Major banks question Malcolm Turnbull's decision to have sector front Economic Committee
The banking sector has questioned why its executives will be hauled before a parliamentary committee when no other businesses are forced to "justify their commercial pricing decisions".
Prime Minister Malcolm Turnbull and Treasurer Scott Morrison have announced the nation's major banks will have to face the House of Representatives Economics Committee at least once a year to explain their treatment of customers.
It follows this week's decision by the Reserve Bank to cut official interest rates to a record low 1.5 per cent — a cut that has not been passed on in full by the major banks.
"In recent years, senior executives, including our CEO, have frequently appeared in front of parliamentary committees," a spokesperson for the Commonwealth Bank told the ABC.
"We have always said we are willing to appear before the Parliament if asked.
"Our full-year results will be released to the market next week and we will take that opportunity to explain the current economic conditions and business drivers then."
The Australian Bankers' Association (ABA) said the Federal Government was entitled to call the banks before a parliamentary committee.
"However, no other businesses are required to justify their commercial pricing decisions in this way," chief executive Steven Munchenberg said.

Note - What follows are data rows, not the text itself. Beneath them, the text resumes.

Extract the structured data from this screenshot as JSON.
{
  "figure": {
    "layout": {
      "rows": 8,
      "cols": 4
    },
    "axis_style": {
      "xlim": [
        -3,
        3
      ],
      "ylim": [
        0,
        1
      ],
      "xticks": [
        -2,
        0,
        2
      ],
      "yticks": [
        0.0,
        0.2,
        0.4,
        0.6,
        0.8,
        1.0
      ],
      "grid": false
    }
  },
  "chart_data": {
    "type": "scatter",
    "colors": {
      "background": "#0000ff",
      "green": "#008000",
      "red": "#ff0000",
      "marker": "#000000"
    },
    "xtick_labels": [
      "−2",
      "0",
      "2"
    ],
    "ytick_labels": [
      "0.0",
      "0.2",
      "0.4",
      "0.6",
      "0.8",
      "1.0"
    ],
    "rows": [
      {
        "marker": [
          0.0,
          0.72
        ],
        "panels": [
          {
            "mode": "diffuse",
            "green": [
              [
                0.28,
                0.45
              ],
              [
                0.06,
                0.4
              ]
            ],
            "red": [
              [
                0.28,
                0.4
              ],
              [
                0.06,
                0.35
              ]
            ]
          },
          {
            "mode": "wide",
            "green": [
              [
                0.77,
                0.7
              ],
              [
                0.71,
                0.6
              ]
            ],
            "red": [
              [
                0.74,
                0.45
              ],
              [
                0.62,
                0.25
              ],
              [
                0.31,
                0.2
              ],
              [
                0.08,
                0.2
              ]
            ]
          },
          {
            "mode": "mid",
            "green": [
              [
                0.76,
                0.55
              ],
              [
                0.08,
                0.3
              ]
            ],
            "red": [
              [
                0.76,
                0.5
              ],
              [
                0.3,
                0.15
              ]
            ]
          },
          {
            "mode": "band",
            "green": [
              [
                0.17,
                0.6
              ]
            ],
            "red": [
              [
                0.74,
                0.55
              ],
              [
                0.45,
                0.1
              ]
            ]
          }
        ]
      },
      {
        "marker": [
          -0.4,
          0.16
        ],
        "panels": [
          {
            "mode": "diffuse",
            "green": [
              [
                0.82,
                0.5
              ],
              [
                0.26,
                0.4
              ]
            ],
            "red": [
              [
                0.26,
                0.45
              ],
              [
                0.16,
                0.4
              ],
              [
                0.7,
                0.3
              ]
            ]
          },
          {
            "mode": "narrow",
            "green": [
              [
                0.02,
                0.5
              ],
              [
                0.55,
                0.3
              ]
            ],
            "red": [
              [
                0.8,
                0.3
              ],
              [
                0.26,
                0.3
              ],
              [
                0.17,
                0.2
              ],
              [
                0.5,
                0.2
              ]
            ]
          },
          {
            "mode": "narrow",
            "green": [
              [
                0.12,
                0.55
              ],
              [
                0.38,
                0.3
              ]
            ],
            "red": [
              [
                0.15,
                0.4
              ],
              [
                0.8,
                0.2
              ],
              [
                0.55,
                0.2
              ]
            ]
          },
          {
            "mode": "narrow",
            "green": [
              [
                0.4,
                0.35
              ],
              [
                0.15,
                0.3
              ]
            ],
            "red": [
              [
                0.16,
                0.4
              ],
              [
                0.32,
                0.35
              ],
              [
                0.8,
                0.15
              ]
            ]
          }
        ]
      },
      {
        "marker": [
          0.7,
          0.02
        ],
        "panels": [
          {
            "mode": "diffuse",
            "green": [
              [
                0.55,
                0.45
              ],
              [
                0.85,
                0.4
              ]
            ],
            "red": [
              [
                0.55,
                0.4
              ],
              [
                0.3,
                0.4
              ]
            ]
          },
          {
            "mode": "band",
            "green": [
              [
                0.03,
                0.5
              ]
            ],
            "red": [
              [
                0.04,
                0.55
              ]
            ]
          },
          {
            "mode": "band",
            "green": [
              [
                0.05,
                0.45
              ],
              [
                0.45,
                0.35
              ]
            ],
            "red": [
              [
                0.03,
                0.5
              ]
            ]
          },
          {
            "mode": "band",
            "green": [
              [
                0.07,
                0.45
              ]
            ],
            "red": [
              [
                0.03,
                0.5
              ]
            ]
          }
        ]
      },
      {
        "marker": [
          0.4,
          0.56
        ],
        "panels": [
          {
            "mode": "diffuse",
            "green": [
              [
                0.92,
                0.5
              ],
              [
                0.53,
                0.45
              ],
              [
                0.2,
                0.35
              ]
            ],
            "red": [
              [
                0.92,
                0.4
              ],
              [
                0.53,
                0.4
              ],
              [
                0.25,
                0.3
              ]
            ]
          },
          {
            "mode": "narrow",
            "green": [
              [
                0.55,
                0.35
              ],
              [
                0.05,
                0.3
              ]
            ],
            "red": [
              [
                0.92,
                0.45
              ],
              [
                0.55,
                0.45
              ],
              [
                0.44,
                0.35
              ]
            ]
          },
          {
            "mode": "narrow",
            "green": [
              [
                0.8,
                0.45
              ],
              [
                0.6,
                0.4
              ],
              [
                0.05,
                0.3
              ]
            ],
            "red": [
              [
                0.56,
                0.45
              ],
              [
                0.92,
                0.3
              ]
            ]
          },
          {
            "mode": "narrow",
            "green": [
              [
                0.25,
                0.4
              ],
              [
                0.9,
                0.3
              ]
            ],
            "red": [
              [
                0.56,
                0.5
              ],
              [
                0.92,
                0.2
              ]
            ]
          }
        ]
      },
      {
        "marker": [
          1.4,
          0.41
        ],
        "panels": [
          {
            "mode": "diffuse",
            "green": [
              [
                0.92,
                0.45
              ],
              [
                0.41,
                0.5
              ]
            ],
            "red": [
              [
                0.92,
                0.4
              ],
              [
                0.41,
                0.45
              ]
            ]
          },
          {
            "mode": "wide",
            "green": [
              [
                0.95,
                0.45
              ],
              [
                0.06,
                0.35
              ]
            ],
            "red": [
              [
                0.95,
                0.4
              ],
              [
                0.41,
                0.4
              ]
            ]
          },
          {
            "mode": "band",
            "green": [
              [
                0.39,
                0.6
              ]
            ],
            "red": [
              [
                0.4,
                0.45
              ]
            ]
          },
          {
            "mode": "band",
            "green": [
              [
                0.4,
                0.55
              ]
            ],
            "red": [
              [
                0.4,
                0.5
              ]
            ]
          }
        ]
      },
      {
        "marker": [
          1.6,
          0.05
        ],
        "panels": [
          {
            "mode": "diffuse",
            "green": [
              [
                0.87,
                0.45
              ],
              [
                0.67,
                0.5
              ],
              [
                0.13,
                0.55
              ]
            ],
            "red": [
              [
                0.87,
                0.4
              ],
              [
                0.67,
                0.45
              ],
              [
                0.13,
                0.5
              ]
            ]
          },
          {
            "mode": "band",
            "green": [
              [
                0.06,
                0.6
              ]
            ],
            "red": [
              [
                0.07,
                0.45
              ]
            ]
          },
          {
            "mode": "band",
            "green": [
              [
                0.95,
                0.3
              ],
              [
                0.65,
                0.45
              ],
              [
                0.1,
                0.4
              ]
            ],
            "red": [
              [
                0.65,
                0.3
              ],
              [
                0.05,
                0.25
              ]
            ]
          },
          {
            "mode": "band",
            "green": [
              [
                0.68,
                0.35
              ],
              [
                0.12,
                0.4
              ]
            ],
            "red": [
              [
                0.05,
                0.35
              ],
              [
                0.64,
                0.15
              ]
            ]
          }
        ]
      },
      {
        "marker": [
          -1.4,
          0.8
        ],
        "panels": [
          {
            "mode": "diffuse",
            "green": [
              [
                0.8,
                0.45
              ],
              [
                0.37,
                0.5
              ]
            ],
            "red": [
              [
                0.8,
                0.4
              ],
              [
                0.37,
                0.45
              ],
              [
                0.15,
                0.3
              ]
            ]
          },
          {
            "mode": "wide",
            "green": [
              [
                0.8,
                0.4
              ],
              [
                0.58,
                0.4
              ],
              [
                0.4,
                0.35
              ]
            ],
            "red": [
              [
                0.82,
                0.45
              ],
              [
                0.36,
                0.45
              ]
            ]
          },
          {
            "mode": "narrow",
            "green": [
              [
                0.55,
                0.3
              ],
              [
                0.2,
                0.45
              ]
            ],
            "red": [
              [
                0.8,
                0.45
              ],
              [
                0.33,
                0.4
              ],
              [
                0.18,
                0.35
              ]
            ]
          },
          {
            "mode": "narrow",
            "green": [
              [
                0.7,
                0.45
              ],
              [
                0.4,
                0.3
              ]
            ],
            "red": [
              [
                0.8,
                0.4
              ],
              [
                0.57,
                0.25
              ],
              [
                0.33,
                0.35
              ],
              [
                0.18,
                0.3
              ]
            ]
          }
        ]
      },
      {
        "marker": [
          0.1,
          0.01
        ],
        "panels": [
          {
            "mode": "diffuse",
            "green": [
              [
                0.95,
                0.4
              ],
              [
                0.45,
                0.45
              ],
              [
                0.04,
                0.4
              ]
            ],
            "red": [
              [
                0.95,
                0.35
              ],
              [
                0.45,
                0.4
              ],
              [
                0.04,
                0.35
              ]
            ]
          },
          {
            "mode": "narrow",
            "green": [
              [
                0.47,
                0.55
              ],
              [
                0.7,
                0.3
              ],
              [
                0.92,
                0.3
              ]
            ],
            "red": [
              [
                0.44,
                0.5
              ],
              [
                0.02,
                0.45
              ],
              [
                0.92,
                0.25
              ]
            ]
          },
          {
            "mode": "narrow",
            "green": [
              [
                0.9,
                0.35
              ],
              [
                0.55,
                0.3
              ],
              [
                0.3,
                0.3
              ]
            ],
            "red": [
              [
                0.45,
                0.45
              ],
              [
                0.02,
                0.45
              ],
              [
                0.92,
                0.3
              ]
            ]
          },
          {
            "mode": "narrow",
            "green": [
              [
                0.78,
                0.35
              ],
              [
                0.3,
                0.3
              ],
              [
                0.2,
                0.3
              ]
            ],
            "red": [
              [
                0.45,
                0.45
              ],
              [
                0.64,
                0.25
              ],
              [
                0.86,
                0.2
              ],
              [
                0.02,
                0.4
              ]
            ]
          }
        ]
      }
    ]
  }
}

"We are confident banks can explain why the interest rates they set for borrowers are determined largely by the costs of funds and the pressures of a highly competitive market, not the Reserve Bank cash rate.
"Since the start of the global financial crisis, over eight years ago, the Reserve Bank's cash rate has not mirrored the actual funding costs of banks.
"Banks have explained repeatedly why the Reserve Bank does not set interest rates."
Mr Munchenberg said a number of banks had raised their deposit interest rates, increasing costs.
"About two-thirds of bank funding comes from deposits and banks have raised interest rates on a range of those deposits, even as the Reserve Bank cut the cash rate," Mr Munchenberg said.
"This is great news for the many Australians, in particular seniors, who rely on their savings in retirement and who are being squeezed by low interest rates.
"At the same time, those Australians with a mortgage continue to enjoy the lowest interest rates in over 50 years."
Westpac 'more than happy to appear' before Parliament
Westpac chief executive Brian Hartzer said his bank had always been happy to explain how it funded its mortgage offerings.
"We also think it's important that the public understand the work that the Government, regulators and banks have done to make our banking system more secure, and the costs of doing that," Mr Hartzer told the ABC.
"If that's the purpose of this announcement, we will be more than happy to appear [before a committee]."
That message was echoed by NAB chief executive Andrew Thorburn.
"We look forward to the dialogue around how we balance these important themes — the delicate balance between different stakeholders, outlining the full cost of being an unquestionably strong bank, and bringing further insight to the topic of how we set our interest rates," He said in a statement on the bank's website.
"I am proud to be a banker.
"It has always required carefully thought through decisions, but the focus has been on serving the many people who rely on us to get these decisions right."
Turnbull says reporting to MPs will 'drive some cultural change'
Earlier, Mr Turnbull said requiring banks to justify their actions in person to politicians would "drive some cultural change".
"What this will do is create a regular and permanent method of accountability and transparency for the banks," he said.
"This is an important step, a permanent step, a permanent change in the regular financial calendar that will require the banks to become accountable."
Mr Turnbull said it would be more effective than a royal commission into the banking sector, something the Federal Opposition has been pushing for.
Shadow Finance Minister Jim Chalmers responded to the announcement on social media, labelling the Prime Minister as "weakness personified".
Treasurer Scott Morrison made the announcement alongside the Prime Minister, saying that he had already spoken with the major banks and they had agreed to take part in the process.
Mr Morrison said that the committee would be able to call "whoever they believe appropriate" for both public and private hearings.
Shorten, Plibersek label solution 'weak'
Deputy Labor Leader Tanya Plibersek told reporters it was a "weak measure from a weak prime minister".
"Malcolm Turnbull wags his finger at the banks and the banks do what they always do," she said.
Opposition Leader Bill Shorten echoed Ms Plibersek's response, calling the solution "a friendly catch-up, not an investigation."
"Mr Turnbull wants to give the banks an annual reunion, we'll give them a royal commission," he said.
The Prime Minister differentiated the new policy from a royal commission by saying the latter would come to an end, whereas their reports to the parliamentary committee would be ongoing.